For all of humanity, retirement is a fairly recent career option.
So is childhood. It used to be you started working as young as 5 years old, and you worked 12 hours a day, 6 days a week until you died, or couldn't work anymore, and so usually died.
You're right, and if you're interested in the topic, Neil Postman's "The Disappearance of Childhood" is very interesting. (So is his "Amusing Ourselves to Death," about the increasing lack of seriousness in American society.)
Actually, seeing how many writers kept writing up until they died is one of the reasons I aspire to be a writer: I noticed that they tended to be in the 98th percentile or higher for life-length compared to their peers.
I'm a writer, too, and love Mickey Spillane's quote, "A writer gets more knowledge, and if he's good, the older he gets, the better he writes."
P.G. Wodehouse wrote eight hours per day for something like 62 years, including the day he died.
If I was going to read the work of someone obscure to me I would be interested in the Polish lady, died last year, wrote a newspaper column 'Notes that Don't Need to Be Read.' Writing is I suppose like having a small business; you have to look at what you have and where you might go.
Challenge of the day: list the title of a book -- any book -- by Margaret Drabble THAT YOU HAVE ACTUALLY READ< BEGINNING TO END.
Challenge of the day: list the title of a book -- any book -- by Margaret Drabble THAT YOU HAVE ACTUALLY READ< BEGINNING TO END.
Dickens dropped dead at an early age because he was worn out from chasing tail, not from writing. Balzac, chasing tail and gorging himself on le bon beurre. Proust? Too much rest.
I was sorry to hear of Roth's retirement. I think the reason I don't read fiction anymore is because it details how relatively young people confront the problems of life. Roth wrote about older people. Their problem was not in confronting life but in living with their irrevocable regrets. I don't know if old age is part of life's great adventure, but maybe a gifted novelist could make it so.
Poor Roth. Fifty years and umpteen novels later and he is still best remembered for jerking off.
I have to admit, most of the writers I observed as living long were science fiction writers...
Robert Heinlein
Ray Bradbury
H.G. Wells
Poul Anderson
Frederick Pohl
Jack Vance
Jules Verne
Jack Williamson
J.R.R. Tolkien
Edgar Rice Burroughs
And some non-SF writers, like Louis L'Amour.
Megeara, I've read all of Drabble. Although she's a decade older than I, she always seemed to address the issues of my life as I moved through them. A bit like Ann Tyler in that regard. I remember being particularly struck by something she said in Realms of Gold back in 1975 about how feminists were struggling to join men in the boardroom, but not to join men shoveling shit in the sewers. Sorry for the paraphrase, Drabble is packed away in my storage unit and not handy.

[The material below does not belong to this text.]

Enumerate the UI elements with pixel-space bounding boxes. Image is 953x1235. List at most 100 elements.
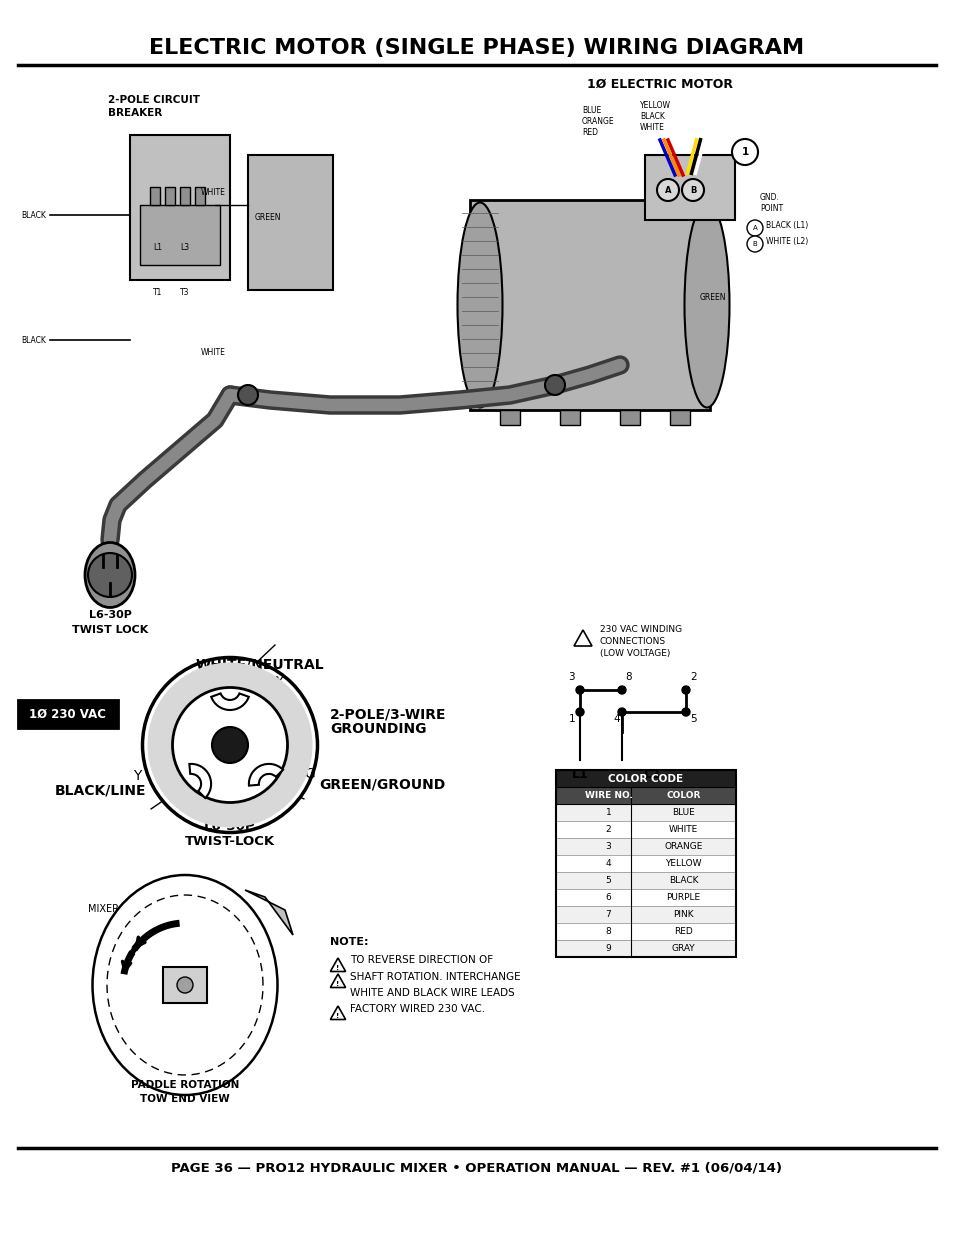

I went off of her after she published a nasty anti-American screed early in the Iraq war. But then broke down and read and enjoyed The Red Queen a couple of years after it was published. Borrowed from the library. I may be weak in character, but try to maintain some standards. Although it hurt to break my first edition streak.
David Markson's wonderful This Is Not a Novel Is full of trivia about artists, with some focus on their deaths. A meditation on creativity.
I don't know what killed Proust but it certainly wasn't overwork.
Bellow should have retired from writing at 18, and saved us all from his boring dullness.
Most writers over 60 rarely produce anything approaching the quality of their earlier work.
I don't know why. You'd think that fiction writing should unaffected by age. But it seems to be.
Why no tag for the great Alice Munro?
"Most writers over 60 rarely produce anything approaching the quality of their earlier work.
"I don't know why. You'd think that fiction writing should unaffected by age. But it seems to be."
Because by their later years many writers have said everything they have to say, and they begin to repeat themselves...almost invitably, to lesser effect.
This is not true of every writer, certainly, but seems true of most. (At least, most who had been prolific writers. Some writers produce in their lifetime what others may toss off in their leisure time. Hasn't Joyce Carol Oates written something like 989 novels at this point?)